Les auteurs dune telle découvertes, tout comme dans la cas de la pénicilline et autres substances de grande répercussion, le firent de manière absolument fortuite. On peut même dire qu’ils en vinrent à inventer le calimocho poussés par un «état de nécessité». Les protagonistes de cette contribution si importante pour les fêtes furent un groupe de jeunes gens (filles et garçons, 25 plus ou moins) de 16 à 19 ans qui venaient de prendre la relève de la génération antérieure dans l’organisation des fêtes du Puerto Viejo (Vieux Port).Ce fut l’été de 1972, après avoir réalisé un «voyage d’études» aux Fêtes de San Fermín pour ychercher l’inspiration, ils rédigèrent tout un programme de fêtes qui fut accepté par le maire de Getxo Don Pedro Zubiria Garnica qui leur remit le pécule que la municipalité avait réservé pour cette occasion. La première chose que durent faire ces organisateurs novices fut de payer les dettes laissées par leurs prédécesseurs, les rafraichissements n’ayant pas été abonnés, De plus, vu le retard de ce payement on leur exigea d’en payer cette fois-ci une partie d’avance. En plus de l’argent obtenu des autorités, une autre partie de ces frais pour les fêtes provenait de la vente de programmes, chemisettes et foulards commémoratifs.
Avec l’aide d’employés municipaux envoyés par le maire, le groupe installa dans les bas-fonds de Etxetxu une table de bois qui servirait de comptoir y plaçant les boissons acquises. Comme frigidaires les organisateurs enthousiastes remplirent de glaçons des tonneaux métalliques pour y refroidir les bouteilles.Outre les rafraichissements ils avaient acheté deux milles litres de vin de récolte à un vigneron local, pour 16,5 pesettes le litre.
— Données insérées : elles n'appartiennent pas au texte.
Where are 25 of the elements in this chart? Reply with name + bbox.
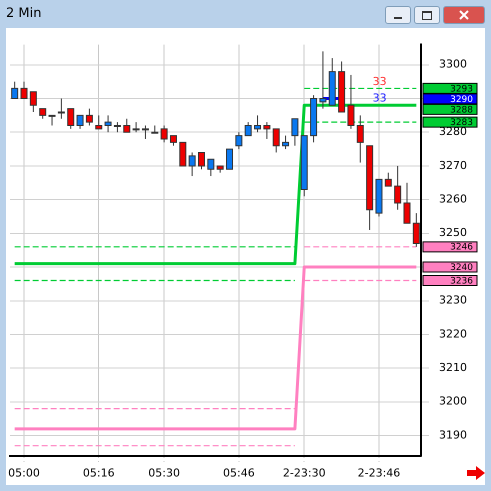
y-tick-label: 3260 xyxy=(439,192,467,206)
y-tick-label: 3220 xyxy=(439,327,467,340)
chart-title: 2 Min xyxy=(6,6,42,21)
text: 3288 xyxy=(450,105,474,116)
y-tick-label: 3250 xyxy=(439,226,467,240)
y-tick-label: 3300 xyxy=(439,58,467,71)
text: 3236 xyxy=(450,276,474,286)
x-tick-label: 05:16 xyxy=(82,466,115,480)
annotation: 33 xyxy=(372,92,387,105)
text: 3290 xyxy=(450,94,474,105)
y-tick-label: 3270 xyxy=(439,158,467,172)
x-tick-label: 05:46 xyxy=(223,466,255,480)
y-tick-label: 3230 xyxy=(439,294,467,307)
y-tick-label: 3210 xyxy=(439,361,467,374)
x-tick-label: 05:30 xyxy=(148,466,180,480)
text: 3240 xyxy=(450,262,474,273)
y-tick-label: 3200 xyxy=(439,394,467,408)
x-tick-label: 05:00 xyxy=(8,466,40,480)
x-tick-label: 2-23:30 xyxy=(282,466,326,480)
y-tick-label: 3190 xyxy=(439,428,467,442)
text: 3293 xyxy=(450,84,473,94)
text: 3246 xyxy=(450,242,474,253)
annotation: 33 xyxy=(372,74,387,88)
x-tick-label: 2-23:46 xyxy=(358,466,400,480)
text: 3283 xyxy=(450,118,473,128)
Une grande cuve de plastique remplie d’eau permettrait de laver les verres. ( eau que l’on jetait dans un caniveau et remplaçait à la fontaine locale par hygiène).
Le matin, donc du samedi 12 aout 1972, premier jour des fêtes, deux fillettes de onze ans se présentèrent au «bar» jouant du txistu: C’étaient Olatz, la fille du vigneron qui leur avait vendu le vin et sa copine Idoia. On les installa dans un coin du bar, pourvues de boissons fraîches, pour satisfaire les oreilles de la clientèle.
Le temps passant, les premiers adultes vinrent boire leur chiquito ( Un petit coup, dit en termes du pays) C’étaient l`des petits coups rapides car ces premiers clients buvaient une gorgée, payaient et allaient voir ailleurs. Mais l’un d’eux dit que le vin était piqué et qu’ils allaient empoisonner la clientèle. Nos organisateurs novices, de par leur jeune âge n’étaient pas des connaisseurs en vins et n’avaient pas pris la précaution de tester la marchandise avant l’achat Ils y goutèrent et se rendirent compte que effectivement ce vin était piquant ce qui provoqua un grand trouble dans l’équipe, tous bien conscients de ce que la vente du vin devait représenter la plus grande part de leurs gains. Préoccupée par la bévue de son père, Olatz se mit à pleurer.
Des années plus tard, une fois cette boisson devenue fort populaire, une marque de rafraichissements enregistra le nom calimocho pour en faire un usage commercial légal dans le monde entier, et ce, sans en avoir eu le permis de ses inventeurs.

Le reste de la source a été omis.